Germany may be looking for new sources of energy following its decision to abandon nuclear power, but it seems determined to avoid "fracking," the controversial method for extracting natural gas that is booming in the United States.
"The message is we want to limit fracking, we don't want to facilitate it," environment minister Peter Altmaier told Deutschlandfunk radio, as reported by Reuters in The Guardian. "And anyway I don't see in the forseeable future that fracking will be employed anywhere within Germany."
Germany's Parliament has proposed rules that would tighten restrictions on fracking, a technique that blasts water and chemicals into shale rock to release trapped natural gas.
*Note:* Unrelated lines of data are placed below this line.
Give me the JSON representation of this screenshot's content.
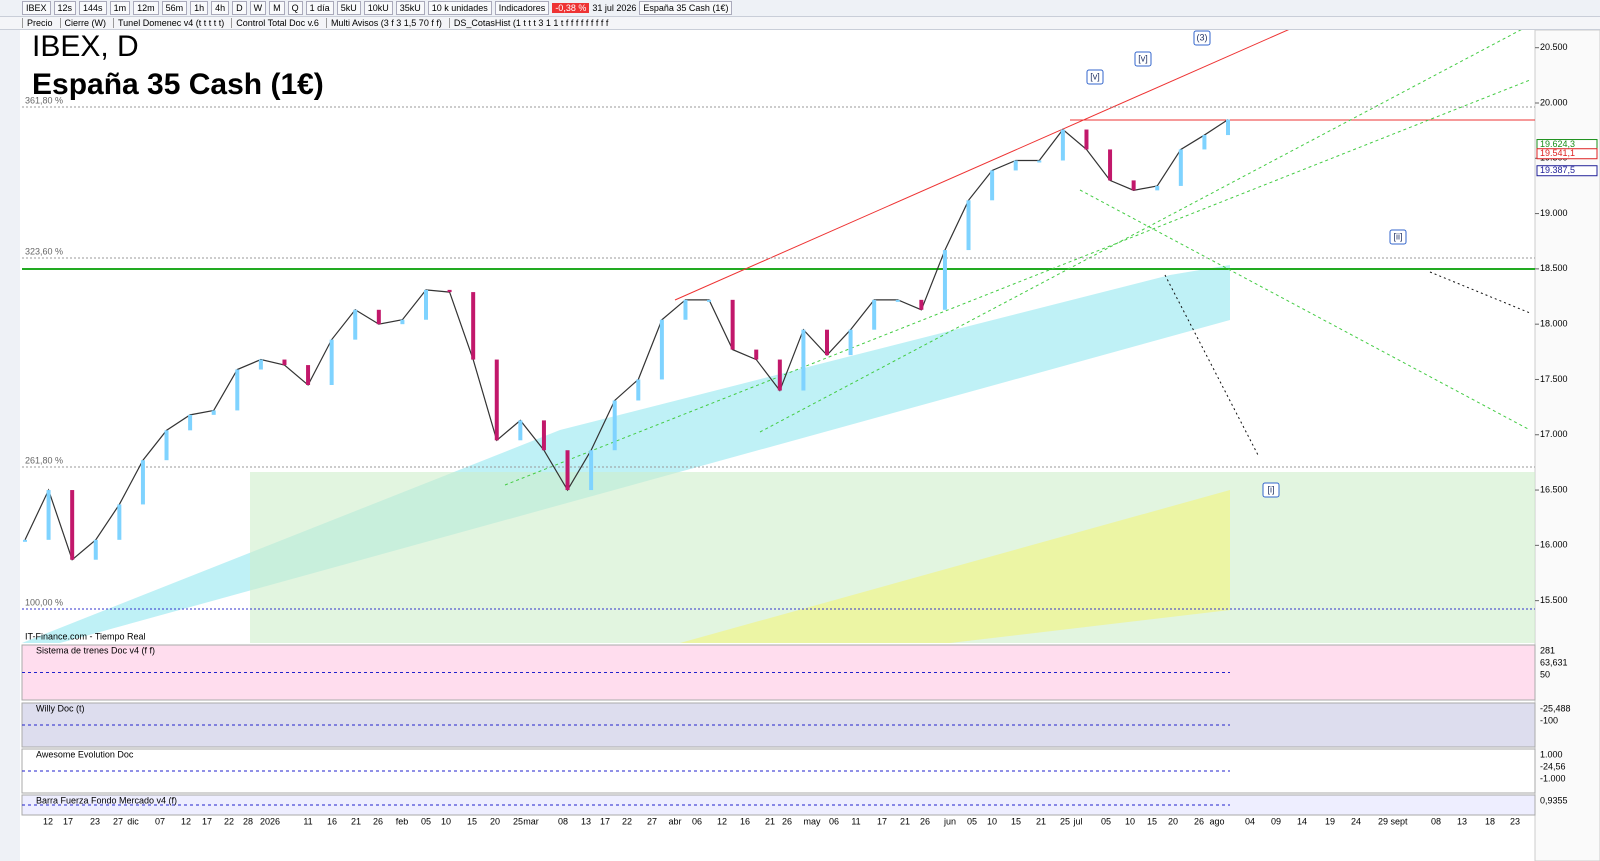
{
  "toolbar": {
    "symbol": "IBEX",
    "intervals": [
      "12s",
      "144s",
      "1m",
      "12m",
      "56m",
      "1h",
      "4h",
      "D",
      "W",
      "M",
      "Q"
    ],
    "period": "1 día",
    "units": [
      "5kU",
      "10kU",
      "35kU"
    ],
    "unit_select": "10 k unidades",
    "indicators": "Indicadores",
    "change": "-0,38 %",
    "date": "31 jul 2026",
    "instrument": "España 35 Cash (1€)"
  },
  "indicator_bar": [
    "Precio",
    "Cierre (W)",
    "Tunel Domenec v4 (t t t t t)",
    "Control Total Doc v.6",
    "Multi Avisos (3 f 3 1,5 70 f f)",
    "DS_CotasHist (1 t t t 3 1 1 t f f f f f f f f f"
  ],
  "chart": {
    "title": "IBEX, D",
    "subtitle": "España 35 Cash (1€)",
    "source": "IT-Finance.com - Tiempo Real",
    "ylim": [
      15117,
      20660
    ],
    "yticks": [
      {
        "value": 15500,
        "label": "15.500"
      },
      {
        "value": 16000,
        "label": "16.000"
      },
      {
        "value": 16500,
        "label": "16.500"
      },
      {
        "value": 17000,
        "label": "17.000"
      },
      {
        "value": 17500,
        "label": "17.500"
      },
      {
        "value": 18000,
        "label": "18.000"
      },
      {
        "value": 18500,
        "label": "18.500"
      },
      {
        "value": 19000,
        "label": "19.000"
      },
      {
        "value": 19500,
        "label": "19.500"
      },
      {
        "value": 20000,
        "label": "20.000"
      },
      {
        "value": 20500,
        "label": "20.500"
      }
    ],
    "dates": [
      "12",
      "17",
      "23",
      "27",
      "dic",
      "07",
      "12",
      "17",
      "22",
      "28",
      "2026",
      "11",
      "16",
      "21",
      "26",
      "feb",
      "05",
      "10",
      "15",
      "20",
      "25",
      "mar",
      "08",
      "13",
      "17",
      "22",
      "27",
      "abr",
      "06",
      "12",
      "16",
      "21",
      "26",
      "may",
      "06",
      "11",
      "17",
      "21",
      "26",
      "jun",
      "05",
      "10",
      "15",
      "21",
      "25",
      "jul",
      "05",
      "10",
      "15",
      "20",
      "26",
      "ago",
      "04",
      "09",
      "14",
      "19",
      "24",
      "29",
      "sept",
      "08",
      "13",
      "18",
      "23"
    ],
    "closes": [
      16050,
      16500,
      15870,
      16050,
      16370,
      16770,
      17040,
      17180,
      17220,
      17590,
      17680,
      17630,
      17450,
      17860,
      18130,
      18000,
      18040,
      18310,
      18290,
      17680,
      16950,
      17130,
      16860,
      16500,
      16860,
      17310,
      17500,
      18040,
      18220,
      18220,
      17770,
      17680,
      17400,
      17950,
      17720,
      17950,
      18220,
      18220,
      18130,
      18670,
      19120,
      19390,
      19480,
      19480,
      19760,
      19580,
      19300,
      19210,
      19250,
      19580,
      19710,
      19850
    ],
    "levels": [
      {
        "value": 19964,
        "label": "361,80 %"
      },
      {
        "value": 18598,
        "label": "323,60 %"
      },
      {
        "value": 16709,
        "label": "261,80 %"
      },
      {
        "value": 15425,
        "label": "100,00 %"
      }
    ],
    "waves": [
      "(3)",
      "[v]",
      "[v]",
      "[ii]",
      "[i]"
    ],
    "price_tags": [
      {
        "value": 19624.3,
        "label": "19.624,3"
      },
      {
        "value": 19541.1,
        "label": "19.541,1"
      },
      {
        "value": 19387.5,
        "label": "19.387,5"
      }
    ]
  },
  "panels": [
    {
      "title": "Sistema de trenes Doc v4 (f f)",
      "labels": [
        "281",
        "63,631",
        "50"
      ]
    },
    {
      "title": "Willy Doc (t)",
      "labels": [
        "-25,488",
        "-100"
      ]
    },
    {
      "title": "Awesome Evolution Doc",
      "labels": [
        "1.000",
        "-24,56",
        "-1.000"
      ]
    },
    {
      "title": "Barra Fuerza Fondo Mercado v4 (f)",
      "labels": [
        "0,9355"
      ]
    }
  ]
}
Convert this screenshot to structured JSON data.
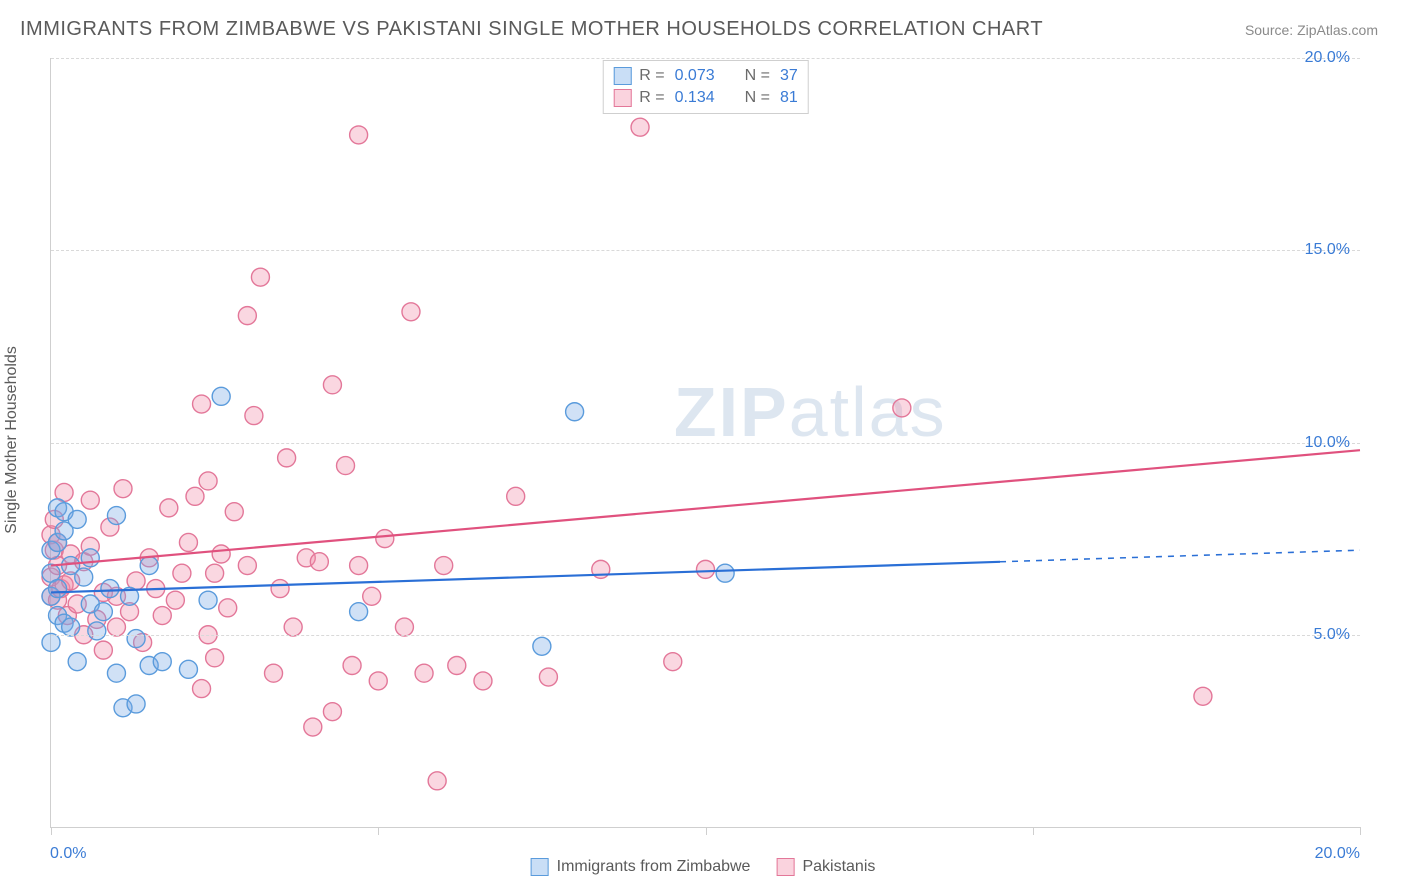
{
  "title": "IMMIGRANTS FROM ZIMBABWE VS PAKISTANI SINGLE MOTHER HOUSEHOLDS CORRELATION CHART",
  "source_label": "Source: ZipAtlas.com",
  "watermark_zip": "ZIP",
  "watermark_atlas": "atlas",
  "y_axis_title": "Single Mother Households",
  "chart": {
    "type": "scatter",
    "xlim": [
      0,
      20
    ],
    "ylim": [
      0,
      20
    ],
    "x_ticks": [
      0,
      5,
      10,
      15,
      20
    ],
    "x_tick_labels": [
      "0.0%",
      "",
      "",
      "",
      "20.0%"
    ],
    "y_ticks": [
      5,
      10,
      15,
      20
    ],
    "y_tick_labels": [
      "5.0%",
      "10.0%",
      "15.0%",
      "20.0%"
    ],
    "background_color": "#ffffff",
    "grid_color": "#d9d9d9",
    "axis_color": "#cfcfcf",
    "marker_radius": 9,
    "marker_stroke_width": 1.4,
    "trend_line_width": 2.2,
    "series": [
      {
        "name": "Immigrants from Zimbabwe",
        "fill": "rgba(120,170,230,0.35)",
        "stroke": "#5a9bdc",
        "R": "0.073",
        "N": "37",
        "trend": {
          "y_at_x0": 6.1,
          "y_at_x20": 7.2,
          "solid_until_x": 14.5,
          "color": "#2a6fd6"
        },
        "points": [
          [
            0.0,
            7.2
          ],
          [
            0.0,
            6.6
          ],
          [
            0.0,
            6.0
          ],
          [
            0.0,
            4.8
          ],
          [
            0.1,
            8.3
          ],
          [
            0.1,
            7.4
          ],
          [
            0.1,
            6.2
          ],
          [
            0.1,
            5.5
          ],
          [
            0.2,
            7.7
          ],
          [
            0.2,
            8.2
          ],
          [
            0.2,
            5.3
          ],
          [
            0.3,
            6.8
          ],
          [
            0.3,
            5.2
          ],
          [
            0.4,
            8.0
          ],
          [
            0.4,
            4.3
          ],
          [
            0.5,
            6.5
          ],
          [
            0.6,
            5.8
          ],
          [
            0.6,
            7.0
          ],
          [
            0.7,
            5.1
          ],
          [
            0.8,
            5.6
          ],
          [
            0.9,
            6.2
          ],
          [
            1.0,
            8.1
          ],
          [
            1.0,
            4.0
          ],
          [
            1.1,
            3.1
          ],
          [
            1.2,
            6.0
          ],
          [
            1.3,
            4.9
          ],
          [
            1.3,
            3.2
          ],
          [
            1.5,
            4.2
          ],
          [
            1.5,
            6.8
          ],
          [
            1.7,
            4.3
          ],
          [
            2.1,
            4.1
          ],
          [
            2.4,
            5.9
          ],
          [
            2.6,
            11.2
          ],
          [
            4.7,
            5.6
          ],
          [
            7.5,
            4.7
          ],
          [
            8.0,
            10.8
          ],
          [
            10.3,
            6.6
          ]
        ]
      },
      {
        "name": "Pakistanis",
        "fill": "rgba(240,140,170,0.35)",
        "stroke": "#e37799",
        "R": "0.134",
        "N": "81",
        "trend": {
          "y_at_x0": 6.8,
          "y_at_x20": 9.8,
          "solid_until_x": 20,
          "color": "#e0517e"
        },
        "points": [
          [
            0.0,
            7.6
          ],
          [
            0.0,
            6.5
          ],
          [
            0.0,
            6.0
          ],
          [
            0.05,
            8.0
          ],
          [
            0.05,
            7.2
          ],
          [
            0.1,
            6.8
          ],
          [
            0.1,
            5.9
          ],
          [
            0.1,
            7.4
          ],
          [
            0.15,
            6.2
          ],
          [
            0.2,
            8.7
          ],
          [
            0.2,
            6.3
          ],
          [
            0.25,
            5.5
          ],
          [
            0.3,
            7.1
          ],
          [
            0.3,
            6.4
          ],
          [
            0.4,
            5.8
          ],
          [
            0.5,
            6.9
          ],
          [
            0.5,
            5.0
          ],
          [
            0.6,
            7.3
          ],
          [
            0.6,
            8.5
          ],
          [
            0.7,
            5.4
          ],
          [
            0.8,
            6.1
          ],
          [
            0.8,
            4.6
          ],
          [
            0.9,
            7.8
          ],
          [
            1.0,
            6.0
          ],
          [
            1.0,
            5.2
          ],
          [
            1.1,
            8.8
          ],
          [
            1.2,
            5.6
          ],
          [
            1.3,
            6.4
          ],
          [
            1.4,
            4.8
          ],
          [
            1.5,
            7.0
          ],
          [
            1.6,
            6.2
          ],
          [
            1.7,
            5.5
          ],
          [
            1.8,
            8.3
          ],
          [
            1.9,
            5.9
          ],
          [
            2.0,
            6.6
          ],
          [
            2.1,
            7.4
          ],
          [
            2.2,
            8.6
          ],
          [
            2.3,
            11.0
          ],
          [
            2.3,
            3.6
          ],
          [
            2.4,
            9.0
          ],
          [
            2.4,
            5.0
          ],
          [
            2.5,
            4.4
          ],
          [
            2.5,
            6.6
          ],
          [
            2.6,
            7.1
          ],
          [
            2.7,
            5.7
          ],
          [
            2.8,
            8.2
          ],
          [
            3.0,
            13.3
          ],
          [
            3.0,
            6.8
          ],
          [
            3.1,
            10.7
          ],
          [
            3.2,
            14.3
          ],
          [
            3.4,
            4.0
          ],
          [
            3.5,
            6.2
          ],
          [
            3.6,
            9.6
          ],
          [
            3.7,
            5.2
          ],
          [
            3.9,
            7.0
          ],
          [
            4.0,
            2.6
          ],
          [
            4.1,
            6.9
          ],
          [
            4.3,
            3.0
          ],
          [
            4.3,
            11.5
          ],
          [
            4.5,
            9.4
          ],
          [
            4.6,
            4.2
          ],
          [
            4.7,
            6.8
          ],
          [
            4.7,
            18.0
          ],
          [
            4.9,
            6.0
          ],
          [
            5.0,
            3.8
          ],
          [
            5.1,
            7.5
          ],
          [
            5.5,
            13.4
          ],
          [
            5.7,
            4.0
          ],
          [
            5.9,
            1.2
          ],
          [
            6.0,
            6.8
          ],
          [
            6.2,
            4.2
          ],
          [
            6.6,
            3.8
          ],
          [
            7.1,
            8.6
          ],
          [
            7.6,
            3.9
          ],
          [
            8.4,
            6.7
          ],
          [
            9.0,
            18.2
          ],
          [
            9.5,
            4.3
          ],
          [
            10.0,
            6.7
          ],
          [
            13.0,
            10.9
          ],
          [
            17.6,
            3.4
          ],
          [
            5.4,
            5.2
          ]
        ]
      }
    ]
  },
  "legend_top": {
    "rows": [
      {
        "swatch": "blue",
        "r_label": "R =",
        "r_value": "0.073",
        "n_label": "N =",
        "n_value": "37"
      },
      {
        "swatch": "pink",
        "r_label": "R =",
        "r_value": "0.134",
        "n_label": "N =",
        "n_value": "81"
      }
    ]
  },
  "legend_bottom": {
    "items": [
      {
        "swatch": "blue",
        "label": "Immigrants from Zimbabwe"
      },
      {
        "swatch": "pink",
        "label": "Pakistanis"
      }
    ]
  },
  "colors": {
    "title": "#5a5a5a",
    "source": "#8a8a8a",
    "tick_label": "#3a7bd5"
  }
}
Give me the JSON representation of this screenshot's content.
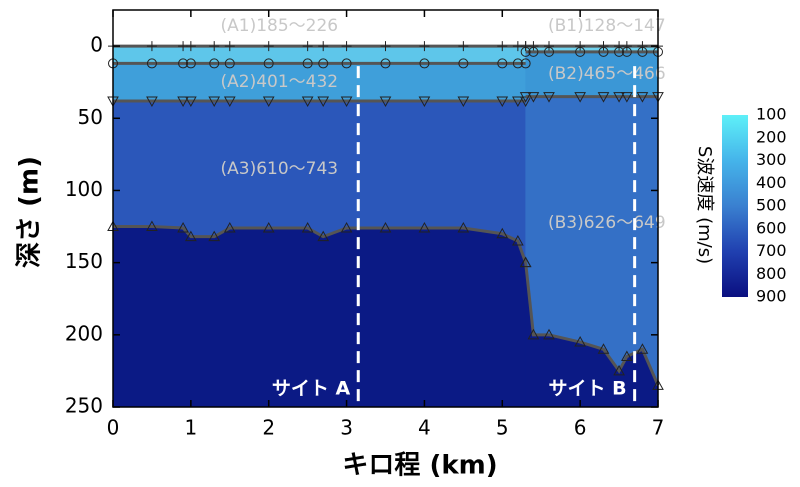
{
  "chart_data": {
    "type": "profile",
    "xlabel": "キロ程 (km)",
    "ylabel": "深さ (m)",
    "xlim": [
      0,
      7
    ],
    "xticks": [
      0,
      1,
      2,
      3,
      4,
      5,
      6,
      7
    ],
    "ylim": [
      -25,
      250
    ],
    "yticks": [
      0,
      50,
      100,
      150,
      200,
      250
    ],
    "y_inverted": true,
    "markers": [
      "plus",
      "circle",
      "triangle-down",
      "triangle-up"
    ],
    "boundary_color": "#555555",
    "sections": [
      {
        "x": [
          0,
          0.5,
          0.9,
          1.0,
          1.3,
          1.5,
          2.0,
          2.5,
          2.7,
          3.0,
          3.5,
          4.0,
          4.5,
          5.0,
          5.2,
          5.3
        ],
        "boundaries": [
          [
            0,
            0,
            0,
            0,
            0,
            0,
            0,
            0,
            0,
            0,
            0,
            0,
            0,
            0,
            0,
            0
          ],
          [
            12,
            12,
            12,
            12,
            12,
            12,
            12,
            12,
            12,
            12,
            12,
            12,
            12,
            12,
            12,
            12
          ],
          [
            38,
            38,
            38,
            38,
            38,
            38,
            38,
            38,
            38,
            38,
            38,
            38,
            38,
            38,
            38,
            38
          ],
          [
            125,
            125,
            126,
            132,
            132,
            126,
            126,
            126,
            132,
            126,
            126,
            126,
            126,
            130,
            135,
            150
          ]
        ],
        "layer_colors": [
          "#5ec6ea",
          "#3f9fda",
          "#2b57ba",
          "#0b1a85"
        ],
        "layer_labels": [
          "(A1)185～226",
          "(A2)401～432",
          "(A3)610～743"
        ]
      },
      {
        "x": [
          5.3,
          5.4,
          5.6,
          6.0,
          6.3,
          6.5,
          6.6,
          6.8,
          7.0
        ],
        "boundaries": [
          [
            0,
            0,
            0,
            0,
            0,
            0,
            0,
            0,
            0
          ],
          [
            4,
            4,
            4,
            4,
            4,
            4,
            4,
            4,
            4
          ],
          [
            35,
            35,
            35,
            35,
            35,
            35,
            35,
            35,
            35
          ],
          [
            150,
            200,
            200,
            205,
            210,
            225,
            215,
            210,
            235
          ]
        ],
        "layer_colors": [
          "#6fd2ee",
          "#3b97d6",
          "#3470c6",
          "#0b1a85"
        ],
        "layer_labels": [
          "(B1)128～147",
          "(B2)465～466",
          "(B3)626～649"
        ]
      }
    ],
    "sites": [
      {
        "label": "サイト A",
        "x": 3.15
      },
      {
        "label": "サイト B",
        "x": 6.7
      }
    ],
    "colorbar": {
      "label": "S波速度 (m/s)",
      "lim": [
        100,
        900
      ],
      "ticks": [
        100,
        200,
        300,
        400,
        500,
        600,
        700,
        800,
        900
      ],
      "colors": [
        "#5ef0f8",
        "#45b4ea",
        "#3a80d0",
        "#2040b0",
        "#0a0f80"
      ]
    }
  }
}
Critics say the process - also known as hydraulic fracturing - can pollute water supplies and trigger earthquakes.
Corporate giants including ExxonMobil and Germany's BASF - the world's largest chemicals company and owner of an oil and gas division called Wintershall - want to explore fracking possibiilties. Under Germany's federal structure, individual states can decide whether to issue permits.
Since deciding to walk away from nuclear power in the wake of Japan's Fukushiuma nuclear meltdowns nearly two years ago, Germany - Europe's largest economy - has had to find substitute sources of energy. Ironically, it has been importing nuclear power from France. It also has a strong renewables program, but that has not prevented it from increasing its use of fossil fuels like coal and thus adding to its CO2 emissions. Natural gas is a fossil fuel that does not emit as much CO2 as coal.
Germany currently supplies only 14 percent of its natural gas and imports 40 percent of what it consumes from Russia, according to the Reuters article.
Some energy observers say that fracking in the U.S. is setting that country on the road toward energy independence.